In a musician’s vernacular, an axe is a guitar.
So, in his latest full-length album release, Ron Campbell uses many axes and many different musical genres to portray his musical vision. That’s why the album is called Many Axes, Many Styles.
The new album is instrumental. There were a few circumstances that actually motivated him to put together his 17-song album.
“For the past year, I’ve had a steady house gig playing instrumental music at the Garden Court Restaurant, and that kind of got me thinking about it,” said Campbell. “It’s more of a challenge in some ways because you can’t just strum the chords and sing the words, you have to keep something happening instrumentally. You have to carry a melody, which is a lot of memory work.”
Another factor is that the style of music he likes to play most is blues, which is featured prominently in his instrumental album treatment.
“Blues is very, very simple music, and the melody for one blues song is very similar to the melody for the next blues song,” said Campbell. “They all share a pretty common melody without too many variations.
“I’ve always had this urge to prove to myself that even though I like to play that simple, not much variation, melody music, I can write melodies and come up with something that is a little bit more complicated.”
Campbell said the main motivator that got him started on this album came during COVID-19. There was a period at St.
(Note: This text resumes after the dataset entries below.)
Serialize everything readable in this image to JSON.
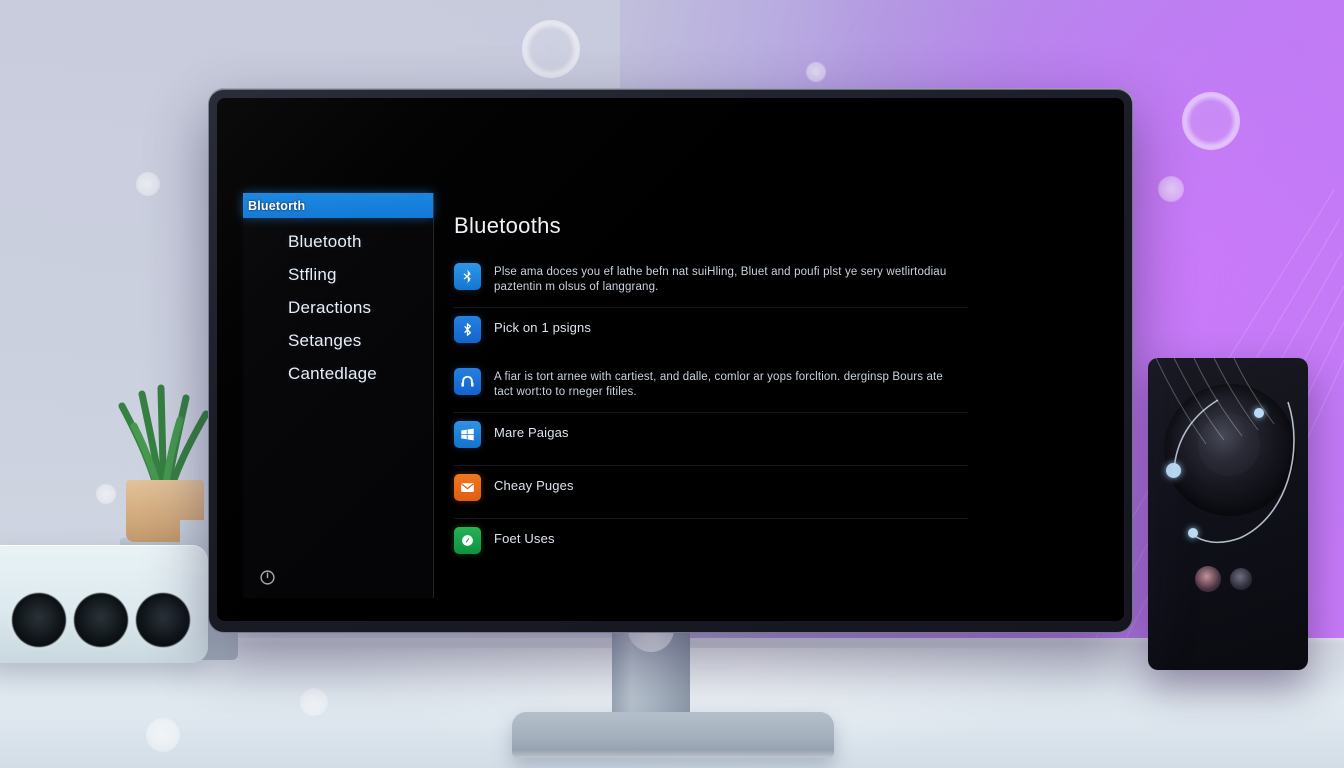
{
  "scene": {
    "description": "Desktop monitor on a white desk showing a dark Bluetooth settings page",
    "background_left_color": "#c8ccdd",
    "background_right_color": "#c879f7",
    "desk_color": "#e6eef3"
  },
  "screen": {
    "background": "#000000",
    "sidebar": {
      "selected_label": "Bluetorth",
      "selected_color": "#1786e0",
      "items": [
        {
          "label": "Bluetooth"
        },
        {
          "label": "Stfling"
        },
        {
          "label": "Deractions"
        },
        {
          "label": "Setanges"
        },
        {
          "label": "Cantedlage"
        }
      ],
      "power_icon": "power-icon"
    },
    "content": {
      "title": "Bluetooths",
      "rows": [
        {
          "icon": "bluetooth-anchor-icon",
          "icon_color": "#1a86e0",
          "text": "Plse ama doces you ef lathe befn nat suiHling, Bluet and poufi plst ye sery wetlirtodiau paztentin m olsus of langgrang."
        },
        {
          "icon": "bluetooth-icon",
          "icon_color": "#1668d8",
          "text": "Pick on 1 psigns"
        },
        {
          "icon": "headphones-icon",
          "icon_color": "#1668d8",
          "text": "A fiar is tort arnee with cartiest, and dalle, comlor ar yops forcltion. derginsp Bours ate tact wort:to to rneger fitiles."
        },
        {
          "icon": "windows-icon",
          "icon_color": "#1e84dc",
          "text": "Mare Paigas"
        },
        {
          "icon": "mail-icon",
          "icon_color": "#e8661a",
          "text": "Cheay Puges"
        },
        {
          "icon": "edge-compass-icon",
          "icon_color": "#1aa34a",
          "text": "Foet Uses"
        }
      ]
    }
  },
  "props": {
    "plant": {
      "name": "potted-plant",
      "pot_color": "#d6b084",
      "leaf_color": "#2f7d3a"
    },
    "left_device": {
      "name": "white-audio-interface",
      "port_count": 3,
      "body_color": "#e2eef2"
    },
    "speaker": {
      "name": "desk-speaker",
      "body_color": "#12131a",
      "accent_dot_color": "#bcdcf5"
    },
    "stand": {
      "name": "monitor-stand",
      "color": "#a9b5c2"
    }
  }
}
David and St. Paul Anglican Church in Powell River, where he is a part of the music team, when live music could no longer be played.
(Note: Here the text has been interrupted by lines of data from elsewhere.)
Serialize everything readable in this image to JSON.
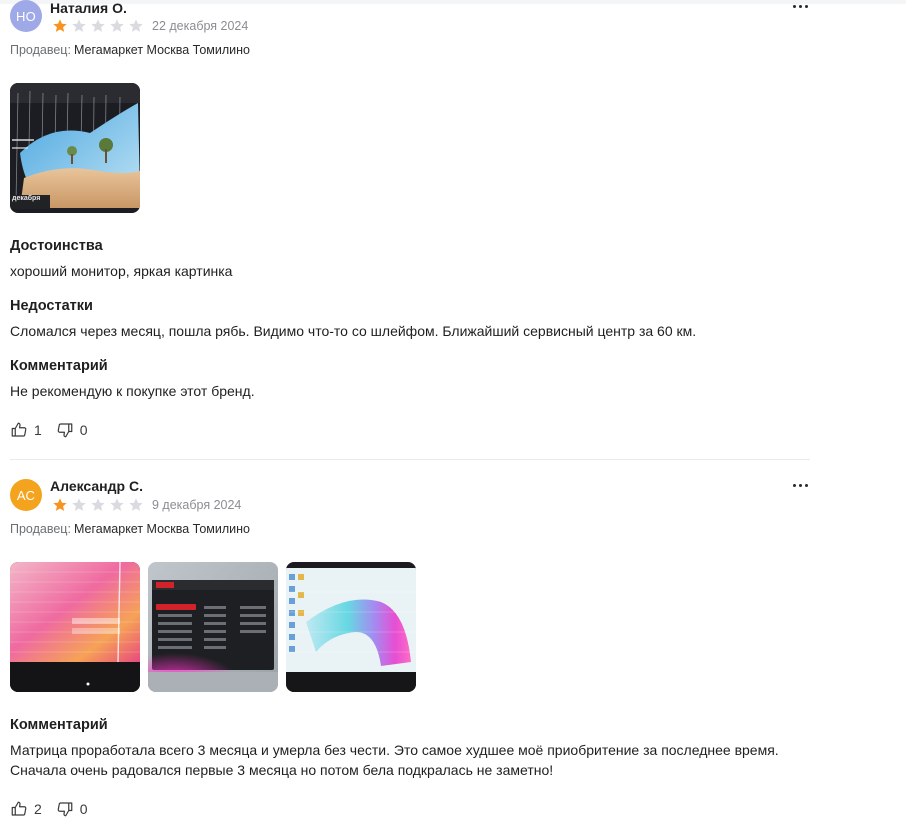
{
  "reviews": [
    {
      "initials": "НО",
      "avatar_color": "#9fa9e8",
      "author": "Наталия О.",
      "rating": 1,
      "date": "22 декабря 2024",
      "seller_label": "Продавец:",
      "seller_name": "Мегамаркет Москва Томилино",
      "photos": [
        {
          "kind": "desktop",
          "caption": "декабря"
        }
      ],
      "advantages_title": "Достоинства",
      "advantages_text": "хороший монитор, яркая картинка",
      "disadvantages_title": "Недостатки",
      "disadvantages_text": "Сломался через месяц, пошла рябь. Видимо что-то со шлейфом. Ближайший сервисный центр за 60 км.",
      "comment_title": "Комментарий",
      "comment_text": "Не рекомендую к покупке этот бренд.",
      "likes": "1",
      "dislikes": "0"
    },
    {
      "initials": "АС",
      "avatar_color": "#f3a31e",
      "author": "Александр С.",
      "rating": 1,
      "date": "9 декабря 2024",
      "seller_label": "Продавец:",
      "seller_name": "Мегамаркет Москва Томилино",
      "photos": [
        {
          "kind": "pink-glitch"
        },
        {
          "kind": "msi-menu"
        },
        {
          "kind": "color-smear"
        }
      ],
      "comment_title": "Комментарий",
      "comment_text": "Матрица проработала всего 3 месяца и умерла без чести. Это самое худшее моё приобритение за последнее время. Сначала очень радовался первые 3 месяца но потом бела подкралась не заметно!",
      "likes": "2",
      "dislikes": "0"
    }
  ],
  "colors": {
    "star_filled": "#f7931e",
    "star_empty": "#d9dbe0"
  }
}
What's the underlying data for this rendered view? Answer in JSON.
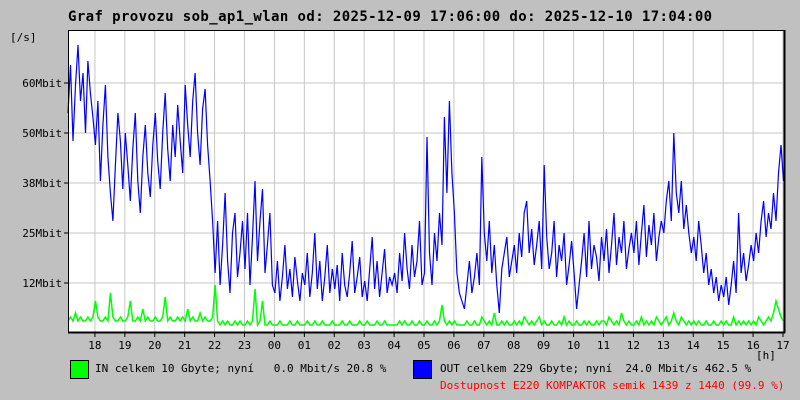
{
  "window": {
    "background": "#c0c0c0",
    "plot_background": "#ffffff",
    "grid_color": "#c6c6c6",
    "frame_color": "#000000"
  },
  "title": "Graf provozu sob_ap1_wlan od: 2025-12-09 17:06:00 do: 2025-12-10 17:04:00",
  "y_axis_unit": "[/s]",
  "x_axis_unit": "[h]",
  "legend": {
    "in_label": "IN celkem 10 Gbyte; nyní   0.0 Mbit/s 20.8 %",
    "out_label": "OUT celkem 229 Gbyte; nyní  24.0 Mbit/s 462.5 %",
    "availability": "Dostupnost E220 KOMPAKTOR semik 1439 z 1440 (99.9 %)",
    "in_color": "#00ff00",
    "out_color": "#0000ff",
    "availability_color": "#ff0000"
  },
  "chart_data": {
    "type": "line",
    "title": "Graf provozu sob_ap1_wlan od: 2025-12-09 17:06:00 do: 2025-12-10 17:04:00",
    "xlabel": "[h]",
    "ylabel": "[/s]",
    "grid": true,
    "ylim": [
      0,
      75.75
    ],
    "x_total_min": 1438,
    "sample_interval_min": 5,
    "x_ticks_start_min": 54,
    "x_ticks_interval_min": 60,
    "x_tick_labels": [
      "18",
      "19",
      "20",
      "21",
      "22",
      "23",
      "00",
      "01",
      "02",
      "03",
      "04",
      "05",
      "06",
      "07",
      "08",
      "09",
      "10",
      "11",
      "12",
      "13",
      "14",
      "15",
      "16",
      "17"
    ],
    "y_ticks": [
      {
        "label": "12Mbit",
        "value": 12.5
      },
      {
        "label": "25Mbit",
        "value": 25
      },
      {
        "label": "38Mbit",
        "value": 37.5
      },
      {
        "label": "50Mbit",
        "value": 50
      },
      {
        "label": "60Mbit",
        "value": 62.5
      }
    ],
    "series": [
      {
        "name": "OUT (Mbit/s)",
        "color": "#0000ff",
        "values": [
          55,
          67,
          48,
          62,
          72,
          58,
          65,
          50,
          68,
          60,
          54,
          47,
          58,
          38,
          52,
          62,
          44,
          35,
          28,
          42,
          55,
          48,
          36,
          50,
          42,
          33,
          46,
          55,
          38,
          30,
          44,
          52,
          40,
          34,
          47,
          55,
          43,
          36,
          50,
          60,
          46,
          38,
          52,
          44,
          57,
          48,
          40,
          62,
          52,
          44,
          58,
          65,
          50,
          42,
          56,
          61,
          47,
          38,
          28,
          15,
          28,
          12,
          22,
          35,
          18,
          10,
          25,
          30,
          14,
          20,
          28,
          16,
          30,
          12,
          24,
          38,
          18,
          28,
          36,
          15,
          22,
          30,
          12,
          10,
          18,
          8,
          14,
          22,
          11,
          16,
          9,
          19,
          13,
          8,
          15,
          12,
          20,
          9,
          15,
          25,
          11,
          18,
          8,
          14,
          22,
          10,
          16,
          11,
          17,
          8,
          20,
          12,
          9,
          15,
          23,
          10,
          14,
          19,
          9,
          13,
          8,
          16,
          24,
          11,
          18,
          9,
          15,
          21,
          10,
          14,
          12,
          15,
          10,
          20,
          13,
          25,
          16,
          11,
          22,
          14,
          18,
          28,
          12,
          15,
          49,
          20,
          12,
          25,
          18,
          30,
          22,
          54,
          35,
          58,
          40,
          30,
          15,
          10,
          8,
          6,
          12,
          18,
          10,
          14,
          20,
          12,
          44,
          25,
          18,
          28,
          15,
          22,
          12,
          5,
          16,
          20,
          24,
          14,
          18,
          22,
          15,
          25,
          19,
          30,
          33,
          20,
          26,
          17,
          22,
          28,
          16,
          42,
          24,
          16,
          20,
          28,
          14,
          22,
          18,
          25,
          12,
          17,
          23,
          15,
          6,
          12,
          18,
          25,
          14,
          28,
          16,
          22,
          19,
          13,
          24,
          18,
          26,
          15,
          22,
          30,
          17,
          24,
          20,
          28,
          16,
          21,
          25,
          20,
          28,
          17,
          25,
          32,
          19,
          27,
          22,
          30,
          18,
          24,
          28,
          25,
          33,
          38,
          28,
          50,
          35,
          30,
          38,
          26,
          32,
          25,
          20,
          24,
          18,
          28,
          22,
          15,
          20,
          12,
          16,
          10,
          14,
          8,
          12,
          9,
          14,
          7,
          12,
          18,
          10,
          30,
          15,
          20,
          13,
          17,
          22,
          18,
          25,
          20,
          28,
          33,
          24,
          30,
          26,
          35,
          28,
          40,
          47,
          38
        ]
      },
      {
        "name": "IN (Mbit/s)",
        "color": "#00ff00",
        "values": [
          3,
          4,
          3,
          5,
          3,
          4,
          3,
          3,
          4,
          3,
          4,
          8,
          4,
          3,
          3,
          4,
          3,
          10,
          4,
          3,
          3,
          4,
          3,
          3,
          4,
          8,
          3,
          3,
          4,
          3,
          6,
          3,
          4,
          3,
          3,
          4,
          3,
          3,
          4,
          9,
          3,
          4,
          3,
          3,
          4,
          3,
          4,
          3,
          6,
          3,
          4,
          3,
          3,
          5,
          3,
          4,
          3,
          3,
          4,
          12,
          3,
          2,
          3,
          2,
          3,
          2,
          2,
          3,
          2,
          3,
          2,
          2,
          3,
          2,
          3,
          11,
          2,
          3,
          8,
          2,
          2,
          3,
          2,
          2,
          2,
          3,
          2,
          2,
          2,
          3,
          2,
          2,
          3,
          2,
          2,
          2,
          3,
          2,
          2,
          3,
          2,
          2,
          3,
          2,
          2,
          2,
          3,
          2,
          2,
          2,
          3,
          2,
          2,
          3,
          2,
          2,
          2,
          3,
          2,
          2,
          3,
          2,
          2,
          2,
          3,
          2,
          2,
          3,
          2,
          2,
          2,
          2,
          2,
          3,
          2,
          3,
          2,
          2,
          3,
          2,
          2,
          3,
          2,
          2,
          3,
          2,
          2,
          3,
          2,
          3,
          7,
          3,
          2,
          3,
          2,
          3,
          2,
          2,
          2,
          2,
          3,
          2,
          2,
          3,
          2,
          2,
          4,
          3,
          2,
          3,
          2,
          5,
          2,
          2,
          3,
          2,
          3,
          2,
          2,
          3,
          2,
          3,
          2,
          4,
          3,
          2,
          3,
          2,
          3,
          4,
          2,
          3,
          2,
          2,
          3,
          2,
          2,
          3,
          2,
          4,
          2,
          3,
          2,
          2,
          3,
          2,
          2,
          3,
          2,
          3,
          2,
          2,
          3,
          2,
          3,
          3,
          2,
          4,
          3,
          2,
          3,
          2,
          5,
          3,
          2,
          3,
          2,
          2,
          3,
          2,
          4,
          2,
          3,
          2,
          3,
          2,
          4,
          3,
          2,
          3,
          4,
          2,
          3,
          5,
          3,
          2,
          4,
          3,
          2,
          3,
          2,
          3,
          2,
          3,
          2,
          2,
          3,
          2,
          2,
          3,
          2,
          2,
          3,
          2,
          3,
          2,
          2,
          4,
          2,
          3,
          2,
          3,
          2,
          3,
          2,
          3,
          2,
          4,
          3,
          2,
          3,
          4,
          3,
          5,
          8,
          6,
          4,
          3
        ]
      }
    ]
  }
}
“Everything had to be pre-recorded,” said Campbell. “That meant pre-recording some vocal choir music, but I also wrote a couple of instrumental preludes. I dashed those off and recorded them and I thought: ‘these are actually pretty good. This is worth putting on an album.
“That is what really motivated me to go back and put these new ones on a recording, dig out some stuff that has been sitting around on my computer, and put them all together.”
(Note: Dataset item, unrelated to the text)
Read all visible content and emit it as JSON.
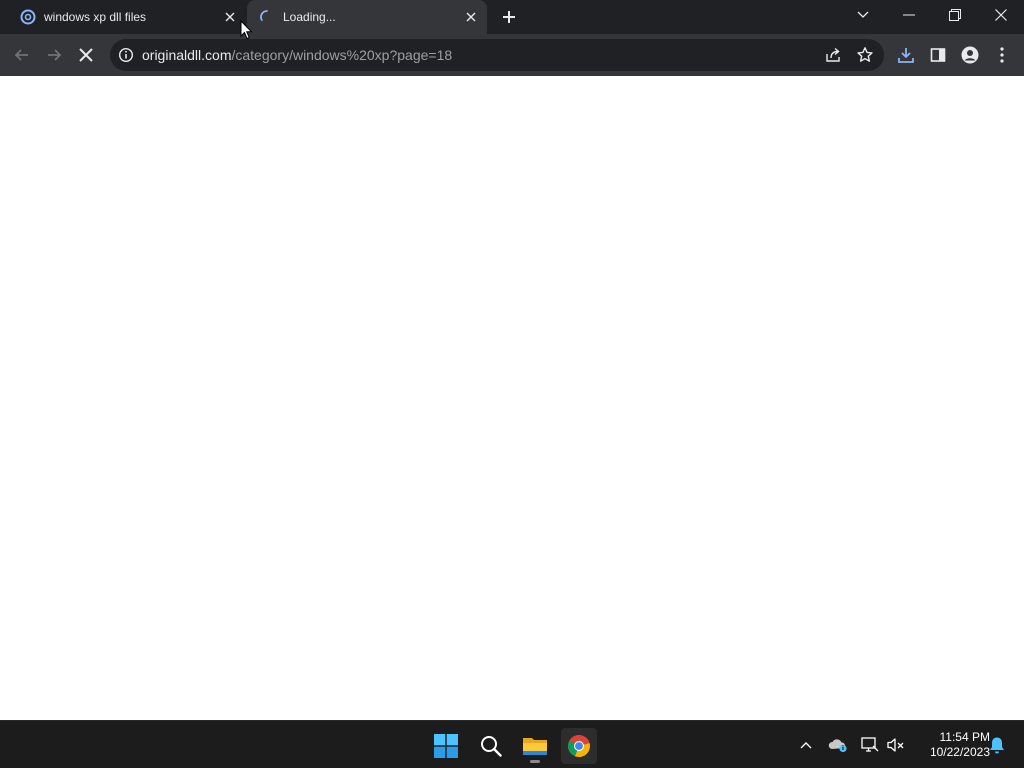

Campbell said putting out an instrumental album is something he has wanted to do for a long time. He said the pandemic was a good time to really connect with his instruments. He also put on live performances on Facebook for a year and a half on Wednesday nights, and kept his skills sharp.
“It was a real learning experience, coming to terms with the technology, which is always a challenge,” said Campbell. “I mean, what button do I push?”
Campbell said today, he plays for the love of music. He said it’s past the stage where it’s about the money.
“Now, it’s about seeming to have this ability and so it should be shared with others,” said Campbell. “That’s really what I love, to feel like I’m doing something that is of some benefit to people.
“I’m grateful that people still seem to be interested in what this old man has to say. I did this album for my own gratification but figured some other people would like it, too.”
Most of the music was recorded in Campbell’s home studio and music room. One cut was excerpted from a live recording in Duncan, and another cut came out of recently deceased Randal Drader’s studio.
“It’s a way to say I miss you, buddy, and here’s what we did,” said Campbell. “He was a big part of the music scene in this town.”
This is Campbell’s sixth full-length album. He has also recorded an EP with Dennis Fox and “way, way back” he recorded some 45 RPM singles on vinyl. He’s no stranger to the recording process.
Campbell, being a multi-instrumentalist, played most of the instruments on the album. In addition to guitars, he played bass, keyboards, drums and harmonica. He said putting together the album was a learning experience.
“I love being 70 years old and still learning more stuff regularly all of the time,” said Campbell. “You come to realize the more you know, the more you realize you’ll never get through this stuff. If you love learning, as I do, that’s just such a joyful thing.”
In terms of using a number of “axes” on the album, Campbell said they don’t all sound the same, so there is a necessity to use a variety.
“The classical guitar that I play has a very different sound than the electric Stratocaster that is featured,” said Campbell. “They have the same number of strings, and they are tuned the same way, but the technique of playing them is quite different, such a finger style versus using a flat pick.”
Songs have stories
All of the songs on the new album have a story behind them. For example, the lead-off cut called “Latinica” is a Latin-style tune, with the main instrument being a harmonica on a rack around his neck while he is playing guitar. The next cut, “Slapstick Rag,” is played on his old upright grand piano, in the style of Jelly Roll Morton, who was a master of old-time ragtime music.
“Blues 96” is a straight-ahead blues composition, using not only his electric guitar, but his dobro-style axe, too. He also explores swing, funk and rock on the album.
“It’s really quite eclectic,” said Campbell. “I’ve even got an electronic dance music tune on there. That’s one of the reasons that I put many styles in the album’s title, so that people are not surprised.
“It’s a satisfying challenge to make those attempts. It stretches you.”
Campbell applauds the musicians creating new music today but is rooted in the old.
“I listen to old Count Basie and Duke Ellington records, and I think I could live to be 150 years old and still not be able to play as good as those guys,” said Campbell. “That stuff that straddles the line between blues and jazz is the real sweet spot for me.
“But, I can still put on some old, not high-level musicianship blues, and it still hits me. That primitive stuff is so good. It’s so full of emotion and impact.
Those wishing to access Many Axes, Many Styles, can find it at bandcamp.com by searching Ron Campbell’s name in the search engine.